February 28, 2013
I need a vacation. Not a load up in my car and drive across the mountains to see my family or fiancé kind. No, I need a real vacation. The kind where I get to fly someplace I've never been, stay in a hotel, order room service, sleep late, follow no schedule, visit a spa, take fun photos, relax like I haven't in years, and pretend I don't actually work for a living. I need a real vacation. Did I mention that?
It doesn't have to be anyplace super fancy or amazingly cool. And I don't want to go alone, I want my fiancé with me. I simply need a break from the routine of life, preferably someplace pretty. I need to recharge my soul; the little red warning light is flashing. It's been 12 years since my last real vacation.

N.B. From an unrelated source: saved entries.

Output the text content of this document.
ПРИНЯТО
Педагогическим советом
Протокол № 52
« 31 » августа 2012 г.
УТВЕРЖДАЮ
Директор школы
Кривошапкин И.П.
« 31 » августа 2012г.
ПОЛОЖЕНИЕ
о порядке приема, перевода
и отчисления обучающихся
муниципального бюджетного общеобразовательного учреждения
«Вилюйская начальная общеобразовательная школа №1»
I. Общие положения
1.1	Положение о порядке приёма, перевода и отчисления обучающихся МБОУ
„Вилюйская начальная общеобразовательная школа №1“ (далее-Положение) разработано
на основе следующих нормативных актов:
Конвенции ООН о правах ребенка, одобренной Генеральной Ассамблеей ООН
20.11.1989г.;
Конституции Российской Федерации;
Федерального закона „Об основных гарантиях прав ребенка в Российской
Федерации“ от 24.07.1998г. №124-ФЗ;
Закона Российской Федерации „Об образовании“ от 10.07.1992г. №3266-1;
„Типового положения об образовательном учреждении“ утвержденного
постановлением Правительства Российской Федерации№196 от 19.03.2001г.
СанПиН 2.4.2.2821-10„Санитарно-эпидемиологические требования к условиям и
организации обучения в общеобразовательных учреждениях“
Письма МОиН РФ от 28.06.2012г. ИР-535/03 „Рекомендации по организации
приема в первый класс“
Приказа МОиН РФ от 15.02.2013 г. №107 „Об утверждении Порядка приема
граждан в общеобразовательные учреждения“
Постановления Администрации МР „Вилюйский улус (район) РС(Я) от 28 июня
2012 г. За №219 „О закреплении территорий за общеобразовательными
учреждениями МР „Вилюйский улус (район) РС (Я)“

Today the temptation to pull up Travelocity, pick a random city, and book a hotel/flight/car package for two was almost overwhelming. They make it so easy. Sadly, all my vacation time has been consumed or promised to others. I have none left for my spontaneous flight of fancy. Just knowing this makes me tired, and makes me realize how much I need a real vacation (I'm also too responsible to leave on a whim).
And I know I'm not alone.
In two days I've talked to two people who have shared my lack of vacation relaxation. They told their tales of out-of-town family who believe that every free day off should be spent traveling to and visiting with them. The three of us wondered, who is more selfish? Is it us for wanting to reclaim the time we've worked so hard to earn and use it as we please? Or is it them for expecting us to drive or fly to different states for a family visit every time we take a few days off?
I don't know the answer, and today I don't care. Today, I just want a real vacation.